At birth, Jeremiah was deprived of oxygen for 15 minutes.
Immediately after birth, Jeremiah was rushed to Children's Hospital in Detroit and admitted to the Neonatal Intensive Care Unit. His mother, Edda, remained at McLaren Macomb, awaiting word on her baby boy. His father, Will, said he met with the doctors, who gave him a bleak prognosis.
"I told the doctor, 'I'm an optimist, but I'm a realist too,'" said Will. He said he told the doctor he realized 15 minutes without oxygen was a long time. The doctor told Will that she didn't know what to expect in the long term.
"He's definitely defied a lot of the odds, by God, but he still has more to do," said Will.
After 21 days in the NICU, Jeremiah finally went home with his parents.
His body was impacted by the lack of oxygen. The official diagnosis was Cerebral Palsy. He has left side weakness that mimics that of the effects of a stroke, limiting his strength and coordination on that side of his body. There is also irreversible brain damage that impacts his speech and motor skills.
For a year after he was born, Will and Edda Wiggins had a nanny to look after their son in their home.

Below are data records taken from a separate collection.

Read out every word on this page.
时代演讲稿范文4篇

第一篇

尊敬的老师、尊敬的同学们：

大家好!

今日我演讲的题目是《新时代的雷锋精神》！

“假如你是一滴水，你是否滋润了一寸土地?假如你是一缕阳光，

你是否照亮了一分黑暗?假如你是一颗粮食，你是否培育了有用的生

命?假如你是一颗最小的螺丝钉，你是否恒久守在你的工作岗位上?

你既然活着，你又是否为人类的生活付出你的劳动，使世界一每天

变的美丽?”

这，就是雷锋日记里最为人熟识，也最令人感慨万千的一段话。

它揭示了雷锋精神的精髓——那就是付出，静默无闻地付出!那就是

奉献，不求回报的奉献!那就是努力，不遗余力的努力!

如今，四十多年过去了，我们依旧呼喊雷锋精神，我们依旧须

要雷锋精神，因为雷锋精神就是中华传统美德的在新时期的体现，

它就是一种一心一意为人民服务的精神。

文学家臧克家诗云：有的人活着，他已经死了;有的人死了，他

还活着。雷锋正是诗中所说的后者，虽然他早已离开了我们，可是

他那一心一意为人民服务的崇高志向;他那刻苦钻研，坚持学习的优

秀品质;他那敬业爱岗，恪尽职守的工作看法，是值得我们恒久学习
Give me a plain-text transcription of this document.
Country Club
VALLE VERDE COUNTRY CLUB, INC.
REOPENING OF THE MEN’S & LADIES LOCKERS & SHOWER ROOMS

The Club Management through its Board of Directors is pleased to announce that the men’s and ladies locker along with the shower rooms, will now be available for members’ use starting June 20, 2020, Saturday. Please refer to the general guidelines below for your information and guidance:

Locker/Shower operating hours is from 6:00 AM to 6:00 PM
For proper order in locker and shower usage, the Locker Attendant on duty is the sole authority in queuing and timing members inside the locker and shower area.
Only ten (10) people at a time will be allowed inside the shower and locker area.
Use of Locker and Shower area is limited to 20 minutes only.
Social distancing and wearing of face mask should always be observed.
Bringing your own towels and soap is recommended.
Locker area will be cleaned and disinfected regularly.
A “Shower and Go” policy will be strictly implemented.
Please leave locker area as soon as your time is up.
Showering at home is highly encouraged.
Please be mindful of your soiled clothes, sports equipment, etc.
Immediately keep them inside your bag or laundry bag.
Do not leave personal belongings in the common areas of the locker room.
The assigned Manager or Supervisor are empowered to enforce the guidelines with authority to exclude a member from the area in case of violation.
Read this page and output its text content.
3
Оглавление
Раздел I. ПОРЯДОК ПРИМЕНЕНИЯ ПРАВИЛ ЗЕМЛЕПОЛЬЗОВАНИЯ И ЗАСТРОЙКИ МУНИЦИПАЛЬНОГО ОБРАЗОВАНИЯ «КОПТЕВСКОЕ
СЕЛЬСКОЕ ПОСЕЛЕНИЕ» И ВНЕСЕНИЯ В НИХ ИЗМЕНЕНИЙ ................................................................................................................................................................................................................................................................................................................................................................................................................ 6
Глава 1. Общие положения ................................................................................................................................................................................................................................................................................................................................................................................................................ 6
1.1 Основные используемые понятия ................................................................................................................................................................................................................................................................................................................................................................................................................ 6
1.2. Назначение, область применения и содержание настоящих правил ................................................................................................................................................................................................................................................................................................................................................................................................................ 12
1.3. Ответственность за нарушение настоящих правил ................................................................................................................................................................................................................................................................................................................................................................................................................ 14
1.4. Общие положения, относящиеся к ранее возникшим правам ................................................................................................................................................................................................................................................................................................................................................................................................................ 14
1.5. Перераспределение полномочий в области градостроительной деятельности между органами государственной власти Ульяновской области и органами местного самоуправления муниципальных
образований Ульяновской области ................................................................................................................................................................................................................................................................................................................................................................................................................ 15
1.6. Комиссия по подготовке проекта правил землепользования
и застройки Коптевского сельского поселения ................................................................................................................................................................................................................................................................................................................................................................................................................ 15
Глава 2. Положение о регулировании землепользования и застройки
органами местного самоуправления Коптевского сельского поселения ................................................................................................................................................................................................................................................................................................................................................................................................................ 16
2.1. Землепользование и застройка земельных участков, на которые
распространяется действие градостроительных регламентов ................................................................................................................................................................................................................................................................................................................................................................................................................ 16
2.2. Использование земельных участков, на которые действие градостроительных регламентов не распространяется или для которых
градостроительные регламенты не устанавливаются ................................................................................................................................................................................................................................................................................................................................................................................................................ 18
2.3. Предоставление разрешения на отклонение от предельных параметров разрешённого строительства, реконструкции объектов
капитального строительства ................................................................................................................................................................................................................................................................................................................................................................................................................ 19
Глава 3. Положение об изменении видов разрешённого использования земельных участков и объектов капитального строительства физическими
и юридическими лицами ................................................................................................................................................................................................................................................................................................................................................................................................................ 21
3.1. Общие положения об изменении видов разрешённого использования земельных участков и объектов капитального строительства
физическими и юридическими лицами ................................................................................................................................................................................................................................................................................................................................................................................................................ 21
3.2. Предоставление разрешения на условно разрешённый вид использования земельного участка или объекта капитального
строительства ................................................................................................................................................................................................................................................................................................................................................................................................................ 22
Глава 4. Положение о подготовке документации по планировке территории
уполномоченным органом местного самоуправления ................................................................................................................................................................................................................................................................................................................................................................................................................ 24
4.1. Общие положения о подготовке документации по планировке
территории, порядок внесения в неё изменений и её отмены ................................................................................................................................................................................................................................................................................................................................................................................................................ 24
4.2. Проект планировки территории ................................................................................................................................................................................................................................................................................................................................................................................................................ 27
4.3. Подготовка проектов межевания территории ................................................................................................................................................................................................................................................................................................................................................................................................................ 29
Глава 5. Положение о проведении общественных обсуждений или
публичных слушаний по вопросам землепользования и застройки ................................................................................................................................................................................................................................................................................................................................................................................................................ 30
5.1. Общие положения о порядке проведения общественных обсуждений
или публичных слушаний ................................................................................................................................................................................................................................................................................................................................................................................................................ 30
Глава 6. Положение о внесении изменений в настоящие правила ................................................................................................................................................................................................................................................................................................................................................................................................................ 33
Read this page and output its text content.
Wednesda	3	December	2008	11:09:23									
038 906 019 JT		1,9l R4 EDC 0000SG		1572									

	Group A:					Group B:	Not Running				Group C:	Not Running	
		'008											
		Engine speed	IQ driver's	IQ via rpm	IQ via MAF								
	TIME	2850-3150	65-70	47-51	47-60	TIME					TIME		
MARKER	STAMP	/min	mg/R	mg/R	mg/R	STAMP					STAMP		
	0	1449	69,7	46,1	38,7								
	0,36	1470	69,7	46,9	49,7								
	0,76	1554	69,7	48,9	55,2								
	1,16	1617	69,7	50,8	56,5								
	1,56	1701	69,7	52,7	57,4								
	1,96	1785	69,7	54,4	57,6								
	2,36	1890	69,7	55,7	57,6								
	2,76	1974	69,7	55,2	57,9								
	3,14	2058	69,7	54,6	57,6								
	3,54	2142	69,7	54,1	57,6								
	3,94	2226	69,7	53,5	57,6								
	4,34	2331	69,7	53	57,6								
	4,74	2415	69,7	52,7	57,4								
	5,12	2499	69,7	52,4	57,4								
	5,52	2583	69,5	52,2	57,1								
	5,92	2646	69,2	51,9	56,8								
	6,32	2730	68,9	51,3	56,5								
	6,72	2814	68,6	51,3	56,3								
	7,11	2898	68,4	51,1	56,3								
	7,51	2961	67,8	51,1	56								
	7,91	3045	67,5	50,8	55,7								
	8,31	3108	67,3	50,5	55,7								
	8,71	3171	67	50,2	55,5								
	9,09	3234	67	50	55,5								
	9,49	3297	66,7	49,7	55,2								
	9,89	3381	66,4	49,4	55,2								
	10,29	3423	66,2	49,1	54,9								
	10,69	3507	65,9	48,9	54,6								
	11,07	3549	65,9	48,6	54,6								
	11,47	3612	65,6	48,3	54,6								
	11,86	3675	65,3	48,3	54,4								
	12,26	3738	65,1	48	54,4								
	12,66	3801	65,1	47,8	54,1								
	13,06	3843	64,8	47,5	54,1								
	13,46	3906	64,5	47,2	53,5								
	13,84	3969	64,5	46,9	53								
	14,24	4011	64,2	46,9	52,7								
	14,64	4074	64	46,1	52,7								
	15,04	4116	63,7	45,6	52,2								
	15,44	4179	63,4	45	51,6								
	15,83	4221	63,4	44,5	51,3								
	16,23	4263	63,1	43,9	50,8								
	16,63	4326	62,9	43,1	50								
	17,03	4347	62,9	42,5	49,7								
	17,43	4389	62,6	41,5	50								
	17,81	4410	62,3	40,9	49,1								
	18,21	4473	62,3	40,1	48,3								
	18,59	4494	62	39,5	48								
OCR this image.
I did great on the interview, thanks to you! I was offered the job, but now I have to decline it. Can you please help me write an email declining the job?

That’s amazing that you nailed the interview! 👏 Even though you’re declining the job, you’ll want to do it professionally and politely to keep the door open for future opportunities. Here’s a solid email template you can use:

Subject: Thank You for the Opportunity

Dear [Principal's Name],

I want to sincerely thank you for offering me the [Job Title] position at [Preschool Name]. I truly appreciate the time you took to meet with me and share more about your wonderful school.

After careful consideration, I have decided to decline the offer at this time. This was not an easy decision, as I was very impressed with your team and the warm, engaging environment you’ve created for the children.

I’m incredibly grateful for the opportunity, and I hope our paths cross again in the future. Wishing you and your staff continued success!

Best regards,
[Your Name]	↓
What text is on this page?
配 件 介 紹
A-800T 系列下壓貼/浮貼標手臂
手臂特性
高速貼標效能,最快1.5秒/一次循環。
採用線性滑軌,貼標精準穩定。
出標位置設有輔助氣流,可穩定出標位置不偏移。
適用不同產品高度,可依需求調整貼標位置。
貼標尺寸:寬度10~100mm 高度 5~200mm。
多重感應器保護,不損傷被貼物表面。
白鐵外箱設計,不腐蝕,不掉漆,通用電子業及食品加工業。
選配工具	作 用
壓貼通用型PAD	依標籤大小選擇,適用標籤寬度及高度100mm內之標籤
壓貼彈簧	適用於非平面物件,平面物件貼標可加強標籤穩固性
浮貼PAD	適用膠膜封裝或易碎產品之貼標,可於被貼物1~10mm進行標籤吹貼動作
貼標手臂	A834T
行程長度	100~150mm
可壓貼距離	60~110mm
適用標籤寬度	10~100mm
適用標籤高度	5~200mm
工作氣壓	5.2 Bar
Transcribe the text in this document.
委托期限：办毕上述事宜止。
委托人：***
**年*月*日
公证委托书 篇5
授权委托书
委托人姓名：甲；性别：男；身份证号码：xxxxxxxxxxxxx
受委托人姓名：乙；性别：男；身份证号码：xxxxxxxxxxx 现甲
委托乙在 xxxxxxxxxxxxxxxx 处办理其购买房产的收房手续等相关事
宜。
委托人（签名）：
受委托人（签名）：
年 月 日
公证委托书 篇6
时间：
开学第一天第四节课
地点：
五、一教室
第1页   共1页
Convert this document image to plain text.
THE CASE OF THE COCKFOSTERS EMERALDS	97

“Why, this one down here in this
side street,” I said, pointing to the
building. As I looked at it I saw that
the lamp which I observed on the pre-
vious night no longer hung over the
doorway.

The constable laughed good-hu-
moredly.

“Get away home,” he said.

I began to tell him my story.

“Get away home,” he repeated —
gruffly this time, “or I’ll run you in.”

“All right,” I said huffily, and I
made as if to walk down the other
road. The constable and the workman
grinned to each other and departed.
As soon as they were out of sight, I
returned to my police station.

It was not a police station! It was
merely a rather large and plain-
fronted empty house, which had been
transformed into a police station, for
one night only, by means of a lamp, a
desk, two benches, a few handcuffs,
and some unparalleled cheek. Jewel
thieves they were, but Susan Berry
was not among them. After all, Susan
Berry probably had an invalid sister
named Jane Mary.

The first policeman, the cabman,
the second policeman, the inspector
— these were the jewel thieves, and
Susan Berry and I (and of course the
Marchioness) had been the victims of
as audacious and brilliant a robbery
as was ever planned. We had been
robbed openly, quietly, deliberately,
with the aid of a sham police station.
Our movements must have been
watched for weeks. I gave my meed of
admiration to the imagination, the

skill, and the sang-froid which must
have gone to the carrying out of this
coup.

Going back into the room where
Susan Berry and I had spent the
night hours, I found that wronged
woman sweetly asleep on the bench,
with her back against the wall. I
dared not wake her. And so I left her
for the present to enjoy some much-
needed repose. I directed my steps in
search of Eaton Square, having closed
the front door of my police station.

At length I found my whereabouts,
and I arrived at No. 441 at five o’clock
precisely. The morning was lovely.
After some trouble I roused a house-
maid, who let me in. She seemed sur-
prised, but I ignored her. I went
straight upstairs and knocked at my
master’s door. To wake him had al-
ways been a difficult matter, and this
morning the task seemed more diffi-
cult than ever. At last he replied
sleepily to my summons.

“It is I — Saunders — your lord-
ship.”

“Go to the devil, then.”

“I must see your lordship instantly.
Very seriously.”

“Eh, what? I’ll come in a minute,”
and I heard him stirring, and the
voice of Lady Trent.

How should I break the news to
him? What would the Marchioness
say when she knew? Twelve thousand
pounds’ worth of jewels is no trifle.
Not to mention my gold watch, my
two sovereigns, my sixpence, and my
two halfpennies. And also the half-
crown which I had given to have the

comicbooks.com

"We wanted someone to be there and walk with Jeremiah through his journey," said Edda. However, after a year, her husband began to wonder if their son needed more.
"Kids learn with other kids. When you are among your peers, you want to do things because they are doing things," said Will. He thought that putting Jeremiah into a childcare program would help his son progress even more than he already had.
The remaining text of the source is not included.